THE DUP’s has renewed its opposition to Theresa May’s Brexit deal less than two weeks before it is due to face a crunch vote in the Commons.

Sammy Wilson, the party’s Brexit spokesman, has said “there’s not” any way in which they can support the Prime Minister’s withdrawal agreement.

His comments come after DUP deputy leader Nigel Dodds insisted his party’s opposition to the backstop proposals had not lessened after a meeting with May on Thursday.

Wilson, appearing on BBC Radio 4’s Today programme yesterday, said: “It’s not just because of the regulations which Northern Ireland would be subject to with the backstop, but also the fact we would have to treat the rest of the United Kingdom as a third country, we would not participate in any trade deals which the United Kingdom may enter into in the future and we would find that there would be a border down the Irish Sea which would impede trade with our biggest trading partner, namely GB.”

Wilson continued by saying that Northern Ireland farmers and businesses should be “totally relaxed” by the prospect of a no-deal Brexit.

He added: “They should be more worried about this deal because this deal is going to keep them tied to EU regulations, it’s going to cut them off from the GB market where we send 60% of our exports and it’s going to stop us participating in UK trade deals in the future.”

However, the Ulster Farmers’ Union – which backs May’s deal – said the comments from Environment Secretary Michael Gove on the need for MPs at Westminster to back the deal confirmed concerns about the risk a no deal Brexit would pose for agriculture in Northern Ireland.

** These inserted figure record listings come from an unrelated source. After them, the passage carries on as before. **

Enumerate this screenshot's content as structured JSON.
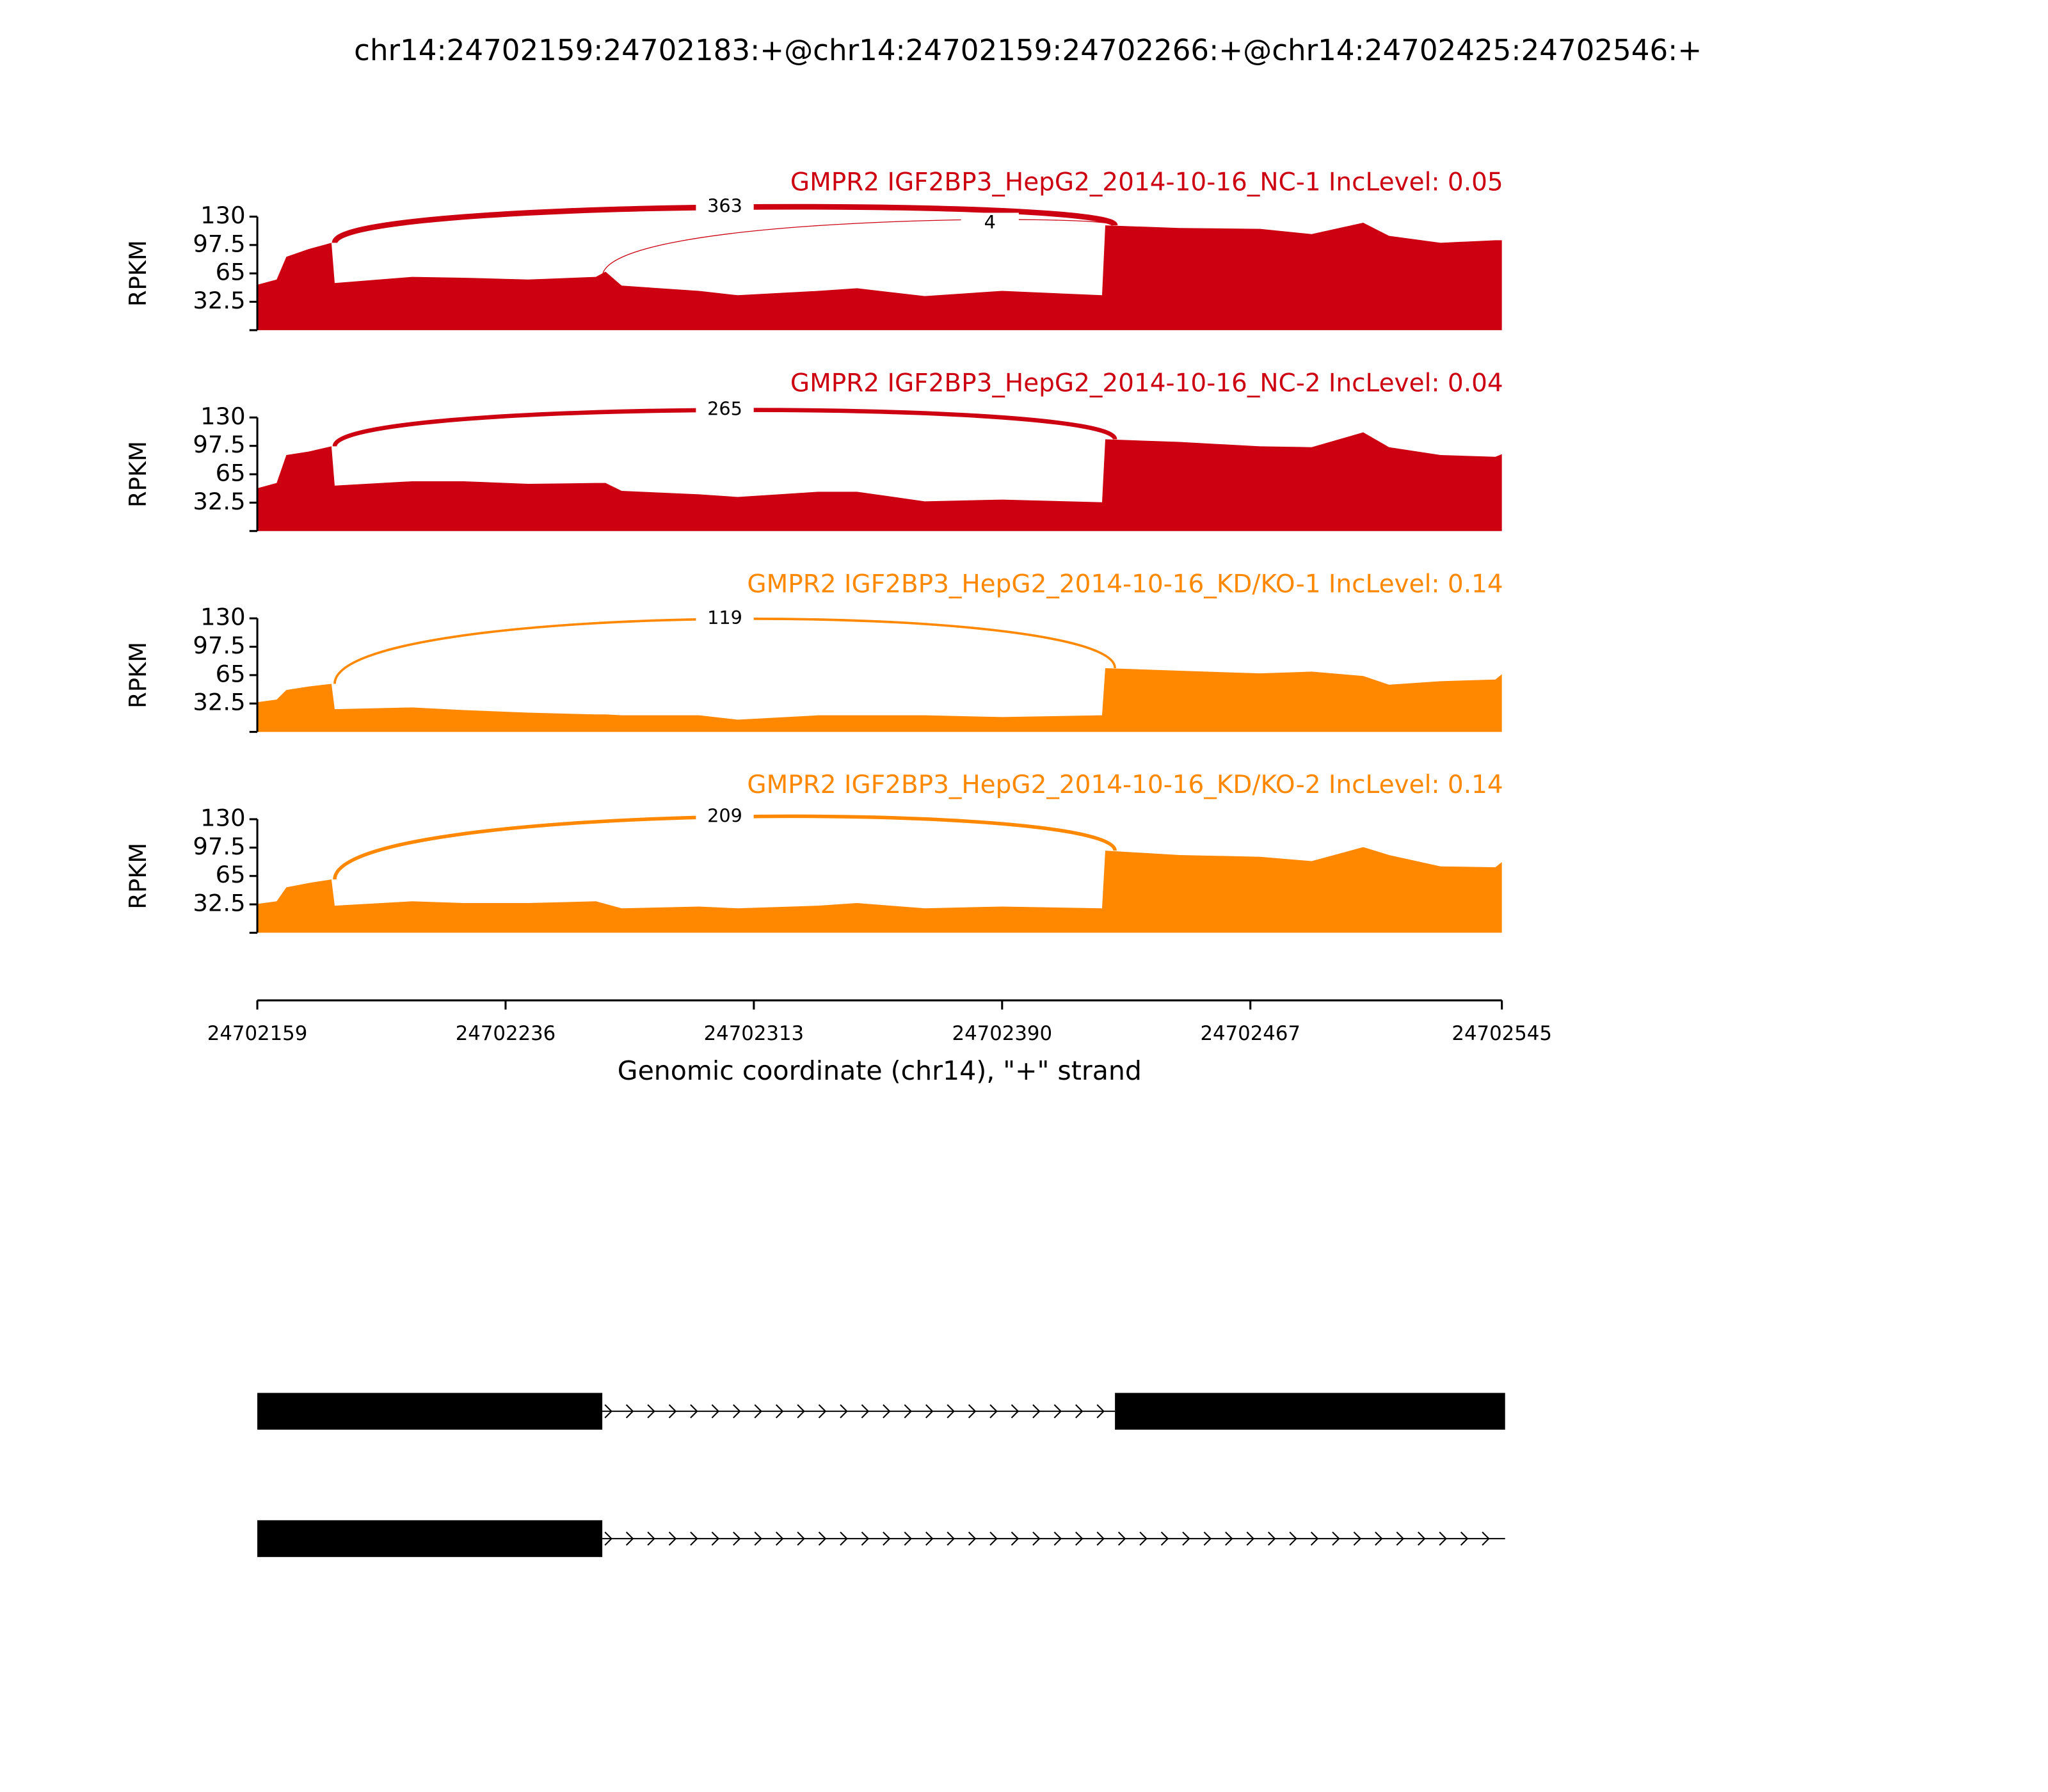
{
  "title": "chr14:24702159:24702183:+@chr14:24702159:24702266:+@chr14:24702425:24702546:+",
  "chart_data": [
    {
      "type": "area",
      "title": "GMPR2 IGF2BP3_HepG2_2014-10-16_NC-1 IncLevel: 0.05",
      "color": "#cc0011",
      "ylabel": "RPKM",
      "ylim": [
        0,
        130
      ],
      "yticks": [
        32.5,
        65,
        97.5,
        130
      ],
      "x": [
        24702159,
        24702165,
        24702168,
        24702175,
        24702182,
        24702183,
        24702207,
        24702223,
        24702243,
        24702264,
        24702267,
        24702272,
        24702296,
        24702308,
        24702333,
        24702345,
        24702366,
        24702390,
        24702421,
        24702422,
        24702445,
        24702470,
        24702486,
        24702502,
        24702510,
        24702526,
        24702543,
        24702545
      ],
      "values": [
        52,
        58,
        84,
        93,
        100,
        54,
        61,
        60,
        58,
        61,
        67,
        51,
        45,
        40,
        45,
        48,
        39,
        45,
        40,
        120,
        117,
        116,
        110,
        123,
        108,
        100,
        103,
        103
      ],
      "junctions": [
        {
          "start": 24702183,
          "end": 24702425,
          "count": 363
        },
        {
          "start": 24702266,
          "end": 24702425,
          "count": 4
        }
      ]
    },
    {
      "type": "area",
      "title": "GMPR2 IGF2BP3_HepG2_2014-10-16_NC-2 IncLevel: 0.04",
      "color": "#cc0011",
      "ylabel": "RPKM",
      "ylim": [
        0,
        130
      ],
      "yticks": [
        32.5,
        65,
        97.5,
        130
      ],
      "x": [
        24702159,
        24702165,
        24702168,
        24702175,
        24702182,
        24702183,
        24702207,
        24702223,
        24702243,
        24702264,
        24702267,
        24702272,
        24702296,
        24702308,
        24702333,
        24702345,
        24702366,
        24702390,
        24702421,
        24702422,
        24702445,
        24702470,
        24702486,
        24702502,
        24702510,
        24702526,
        24702543,
        24702545
      ],
      "values": [
        49,
        55,
        87,
        91,
        97,
        52,
        57,
        57,
        54,
        55,
        55,
        46,
        42,
        39,
        45,
        45,
        34,
        36,
        33,
        105,
        102,
        97,
        96,
        113,
        96,
        87,
        85,
        88
      ],
      "junctions": [
        {
          "start": 24702183,
          "end": 24702425,
          "count": 265
        }
      ]
    },
    {
      "type": "area",
      "title": "GMPR2 IGF2BP3_HepG2_2014-10-16_KD/KO-1 IncLevel: 0.14",
      "color": "#ff8800",
      "ylabel": "RPKM",
      "ylim": [
        0,
        130
      ],
      "yticks": [
        32.5,
        65,
        97.5,
        130
      ],
      "x": [
        24702159,
        24702165,
        24702168,
        24702175,
        24702182,
        24702183,
        24702207,
        24702223,
        24702243,
        24702264,
        24702267,
        24702272,
        24702296,
        24702308,
        24702333,
        24702345,
        24702366,
        24702390,
        24702421,
        24702422,
        24702445,
        24702470,
        24702486,
        24702502,
        24702510,
        24702526,
        24702543,
        24702545
      ],
      "values": [
        34,
        37,
        48,
        52,
        55,
        26,
        28,
        25,
        22,
        20,
        20,
        19,
        19,
        14,
        19,
        19,
        19,
        17,
        19,
        73,
        70,
        67,
        69,
        64,
        54,
        58,
        60,
        66
      ],
      "junctions": [
        {
          "start": 24702183,
          "end": 24702425,
          "count": 119
        }
      ]
    },
    {
      "type": "area",
      "title": "GMPR2 IGF2BP3_HepG2_2014-10-16_KD/KO-2 IncLevel: 0.14",
      "color": "#ff8800",
      "ylabel": "RPKM",
      "ylim": [
        0,
        130
      ],
      "yticks": [
        32.5,
        65,
        97.5,
        130
      ],
      "x": [
        24702159,
        24702165,
        24702168,
        24702175,
        24702182,
        24702183,
        24702207,
        24702223,
        24702243,
        24702264,
        24702267,
        24702272,
        24702296,
        24702308,
        24702333,
        24702345,
        24702366,
        24702390,
        24702421,
        24702422,
        24702445,
        24702470,
        24702486,
        24702502,
        24702510,
        24702526,
        24702543,
        24702545
      ],
      "values": [
        33,
        36,
        52,
        57,
        61,
        31,
        36,
        34,
        34,
        36,
        33,
        28,
        30,
        28,
        31,
        34,
        28,
        30,
        28,
        94,
        89,
        87,
        82,
        98,
        89,
        76,
        75,
        81
      ],
      "junctions": [
        {
          "start": 24702183,
          "end": 24702425,
          "count": 209
        }
      ]
    }
  ],
  "x_axis": {
    "xlim": [
      24702159,
      24702545
    ],
    "xticks": [
      24702159,
      24702236,
      24702313,
      24702390,
      24702467,
      24702545
    ],
    "xlabel": "Genomic coordinate (chr14), \"+\" strand"
  },
  "transcripts": [
    {
      "exons": [
        [
          24702159,
          24702266
        ],
        [
          24702425,
          24702546
        ]
      ]
    },
    {
      "exons": [
        [
          24702159,
          24702266
        ]
      ],
      "end": 24702546
    }
  ]
}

UFU president Ivor Ferguson said: “The most immediate threat remains the fallout from a no deal Brexit, if parliament cannot agree a way ahead.”

Meanwhile, it emerged the UK Government is to use up to 150 lorries in a major test of its plans for UK border disruption in the event of a no-deal Brexit.

A “live test” on Monday will examine the proposal to use Manston airfield near Ramsgate as a mass “HGV holding facility” to alleviate congestion on the roads to the English Channel ports, the Department for Transport has confirmed.

In a letter to hauliers, obtained by Sky News, DfT and Kent County Council officials say they would run tests during the morning rush hour at 8am, and again at 11am, to “establish the safest optimum release rate of HGVs” from the airfield to Dover along the A256.

It said it would pay for 100-150 hauliers from the local area to take part in the test of Operation Brock.

MPs are due to debate the PM’s Brexit deal on Wednesday ahead of a meaningful vote the following week but the EU has yet to offer any changes and has said it will not negotiate any further.

They were due to vote on the deal on 11 December but the vote was pulled as the Government faced certain defeat.

A DfT spokeswoman said: “We do not want or expect a no-deal scenario and continue to work hard to deliver a deal with the EU.

“However, it is the duty of a responsible Government to continue to prepare for all eventualities and contingencies, including a possible no deal.

“We will be testing part of Operation Brock to ensure that, if it needs to be implemented, the system is fully functional.”

Congestion at the Channel ports caused by the reintroduction of customs checks on goods has been one of the most commonly cited negative impacts of a no-deal withdrawal from the EU at the end of March.

Brexit Secretary Stephen Barclay said a second EU referendum would “trigger a very populist reaction” and would further divide the UK.

Speaking to German newspaper Die Welt he said: “The current rate at which Britain is torn would be small compared to the tensions that a second vote would cause.

“It would continue to split our nation.”

The comments echoed his Cabinet colleague Jeremy Hunt, after the

Foreign Secretary said earlier this week that the consequences for democracy of another referendum would be “devastating”.